Porter ran in the other direction. When he looked back, he saw Kelly ditch the gray Toyota he had been in, jump in Porter’s Dodge Challenger and speed off.
Porter went inside and told a police officer that the man they were looking for had just stolen his car. A nearby officer heard the alert about Kelly being in a Dodge Challenger on Stateline Road.
The police report says the officer saw the vehicle speed onto I-55 going north toward Tennessee. The officer tried to catch Kelly but lost him near the Tennessee Welcome Center.
But by then more officers were in pursuit and within minutes, Porter’s stolen car crashed and Kelly was caught.

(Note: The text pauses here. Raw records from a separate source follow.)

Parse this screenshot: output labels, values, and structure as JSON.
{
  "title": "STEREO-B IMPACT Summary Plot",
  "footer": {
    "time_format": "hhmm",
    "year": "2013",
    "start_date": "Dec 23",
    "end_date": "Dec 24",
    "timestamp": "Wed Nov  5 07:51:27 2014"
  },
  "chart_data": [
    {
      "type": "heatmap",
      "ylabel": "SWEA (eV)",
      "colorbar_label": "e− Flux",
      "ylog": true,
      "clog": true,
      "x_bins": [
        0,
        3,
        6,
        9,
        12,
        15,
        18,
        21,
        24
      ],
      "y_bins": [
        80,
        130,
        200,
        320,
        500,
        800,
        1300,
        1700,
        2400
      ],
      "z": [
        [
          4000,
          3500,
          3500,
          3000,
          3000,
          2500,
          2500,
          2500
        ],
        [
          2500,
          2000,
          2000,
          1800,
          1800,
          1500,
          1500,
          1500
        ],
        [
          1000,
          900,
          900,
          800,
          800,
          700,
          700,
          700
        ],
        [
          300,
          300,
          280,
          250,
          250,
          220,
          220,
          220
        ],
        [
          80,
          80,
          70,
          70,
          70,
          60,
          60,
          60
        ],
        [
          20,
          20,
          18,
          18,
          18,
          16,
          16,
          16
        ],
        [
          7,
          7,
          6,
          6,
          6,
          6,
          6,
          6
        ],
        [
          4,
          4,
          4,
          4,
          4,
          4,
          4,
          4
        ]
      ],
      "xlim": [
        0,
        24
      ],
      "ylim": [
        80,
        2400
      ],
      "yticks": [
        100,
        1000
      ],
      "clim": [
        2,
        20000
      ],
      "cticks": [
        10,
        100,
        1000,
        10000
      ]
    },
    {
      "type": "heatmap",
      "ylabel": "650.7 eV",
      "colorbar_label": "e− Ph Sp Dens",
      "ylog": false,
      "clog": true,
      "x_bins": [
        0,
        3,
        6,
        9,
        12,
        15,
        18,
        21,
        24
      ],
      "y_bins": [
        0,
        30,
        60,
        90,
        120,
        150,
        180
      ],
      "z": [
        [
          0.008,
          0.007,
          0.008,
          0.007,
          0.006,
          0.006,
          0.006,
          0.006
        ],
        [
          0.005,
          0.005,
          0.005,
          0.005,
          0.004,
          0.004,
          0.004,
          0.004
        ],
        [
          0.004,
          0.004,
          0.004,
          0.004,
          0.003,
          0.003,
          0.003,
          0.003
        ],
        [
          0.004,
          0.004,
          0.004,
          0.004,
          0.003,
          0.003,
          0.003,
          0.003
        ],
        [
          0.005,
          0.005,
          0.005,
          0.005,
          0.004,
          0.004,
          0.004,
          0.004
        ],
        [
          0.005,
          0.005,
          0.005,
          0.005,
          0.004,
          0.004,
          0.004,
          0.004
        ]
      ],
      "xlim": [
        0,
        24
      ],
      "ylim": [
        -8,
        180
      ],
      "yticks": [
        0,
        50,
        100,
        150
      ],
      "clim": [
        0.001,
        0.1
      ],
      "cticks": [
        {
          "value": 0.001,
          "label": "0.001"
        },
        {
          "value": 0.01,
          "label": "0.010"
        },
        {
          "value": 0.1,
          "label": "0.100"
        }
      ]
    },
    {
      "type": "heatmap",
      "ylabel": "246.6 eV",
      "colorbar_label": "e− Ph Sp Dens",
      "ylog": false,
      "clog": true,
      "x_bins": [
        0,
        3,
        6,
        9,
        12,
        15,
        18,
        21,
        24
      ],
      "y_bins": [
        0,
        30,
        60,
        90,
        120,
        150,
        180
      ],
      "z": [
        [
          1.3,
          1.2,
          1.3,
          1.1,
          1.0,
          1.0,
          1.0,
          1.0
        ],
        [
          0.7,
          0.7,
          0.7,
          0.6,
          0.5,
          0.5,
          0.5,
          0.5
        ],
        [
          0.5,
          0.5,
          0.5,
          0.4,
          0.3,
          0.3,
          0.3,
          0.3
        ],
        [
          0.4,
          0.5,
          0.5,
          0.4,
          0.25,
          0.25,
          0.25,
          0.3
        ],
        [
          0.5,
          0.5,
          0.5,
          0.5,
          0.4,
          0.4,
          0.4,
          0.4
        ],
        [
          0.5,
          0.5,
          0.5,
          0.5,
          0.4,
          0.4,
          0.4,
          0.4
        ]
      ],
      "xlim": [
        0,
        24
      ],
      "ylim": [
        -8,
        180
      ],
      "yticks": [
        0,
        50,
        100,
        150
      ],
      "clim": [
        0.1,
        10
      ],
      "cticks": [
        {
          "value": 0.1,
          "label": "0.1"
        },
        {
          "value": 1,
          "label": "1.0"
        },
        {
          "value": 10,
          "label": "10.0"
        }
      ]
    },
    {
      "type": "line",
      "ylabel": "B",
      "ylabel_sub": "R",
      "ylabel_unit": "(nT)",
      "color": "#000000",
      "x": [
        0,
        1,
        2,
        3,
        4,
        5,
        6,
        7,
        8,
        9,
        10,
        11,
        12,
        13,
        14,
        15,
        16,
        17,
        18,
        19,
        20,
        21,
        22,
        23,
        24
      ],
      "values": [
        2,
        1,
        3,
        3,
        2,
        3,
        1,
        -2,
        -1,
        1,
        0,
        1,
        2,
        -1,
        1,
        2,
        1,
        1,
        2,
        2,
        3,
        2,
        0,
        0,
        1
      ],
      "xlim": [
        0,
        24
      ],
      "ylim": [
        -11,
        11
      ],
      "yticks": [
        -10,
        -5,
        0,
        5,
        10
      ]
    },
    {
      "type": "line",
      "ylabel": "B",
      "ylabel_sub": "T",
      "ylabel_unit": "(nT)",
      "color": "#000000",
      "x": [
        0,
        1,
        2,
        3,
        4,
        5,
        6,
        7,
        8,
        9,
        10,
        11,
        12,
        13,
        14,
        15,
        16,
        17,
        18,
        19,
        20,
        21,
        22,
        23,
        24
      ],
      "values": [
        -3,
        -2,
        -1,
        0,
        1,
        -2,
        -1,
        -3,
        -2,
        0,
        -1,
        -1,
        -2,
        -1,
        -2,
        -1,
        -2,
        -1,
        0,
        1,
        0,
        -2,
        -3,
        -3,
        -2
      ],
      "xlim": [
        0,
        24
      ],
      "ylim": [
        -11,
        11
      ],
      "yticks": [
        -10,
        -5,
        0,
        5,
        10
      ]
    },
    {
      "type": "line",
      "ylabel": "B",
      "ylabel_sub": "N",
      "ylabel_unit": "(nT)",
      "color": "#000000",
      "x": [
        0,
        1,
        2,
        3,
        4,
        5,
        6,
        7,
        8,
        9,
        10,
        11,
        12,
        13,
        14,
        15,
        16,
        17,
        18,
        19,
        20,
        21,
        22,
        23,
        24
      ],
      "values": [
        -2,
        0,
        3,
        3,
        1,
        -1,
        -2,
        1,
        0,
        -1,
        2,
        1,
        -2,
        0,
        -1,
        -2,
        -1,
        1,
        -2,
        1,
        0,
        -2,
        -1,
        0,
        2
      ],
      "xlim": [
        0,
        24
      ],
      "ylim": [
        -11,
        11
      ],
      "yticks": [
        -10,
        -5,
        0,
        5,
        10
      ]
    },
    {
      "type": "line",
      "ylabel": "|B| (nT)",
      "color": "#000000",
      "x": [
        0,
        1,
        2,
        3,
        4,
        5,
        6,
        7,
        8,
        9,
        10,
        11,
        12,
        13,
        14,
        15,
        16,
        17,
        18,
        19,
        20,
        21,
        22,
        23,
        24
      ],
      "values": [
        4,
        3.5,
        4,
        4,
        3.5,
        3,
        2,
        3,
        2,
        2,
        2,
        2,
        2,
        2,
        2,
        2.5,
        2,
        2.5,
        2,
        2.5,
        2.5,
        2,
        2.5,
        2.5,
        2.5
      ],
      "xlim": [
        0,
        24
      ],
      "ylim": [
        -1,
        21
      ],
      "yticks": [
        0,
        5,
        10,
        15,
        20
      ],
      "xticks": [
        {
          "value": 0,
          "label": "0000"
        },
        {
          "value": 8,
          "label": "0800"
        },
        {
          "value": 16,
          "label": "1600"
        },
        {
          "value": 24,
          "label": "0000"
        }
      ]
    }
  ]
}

Now, two days after the mayhem and after learning how much terror was inflicted, Porter is counting his blessings.
“I was afraid my life could have been gone. He could have pulled up and not said anything and start to shooting at me just like he did all those other people,” he said.
The thought still haunts him and makes him nervous in some public places, knowing a suspected killer had him in sight.
“I think God had his arms around me at the time. I am one of his angels. I am just thankful,” he said.
Porter’s car was totaled and is now a part of the crime investigation. He also had two loaded weapons in his vehicle when it was stolen. Police located those guns after the car crashed.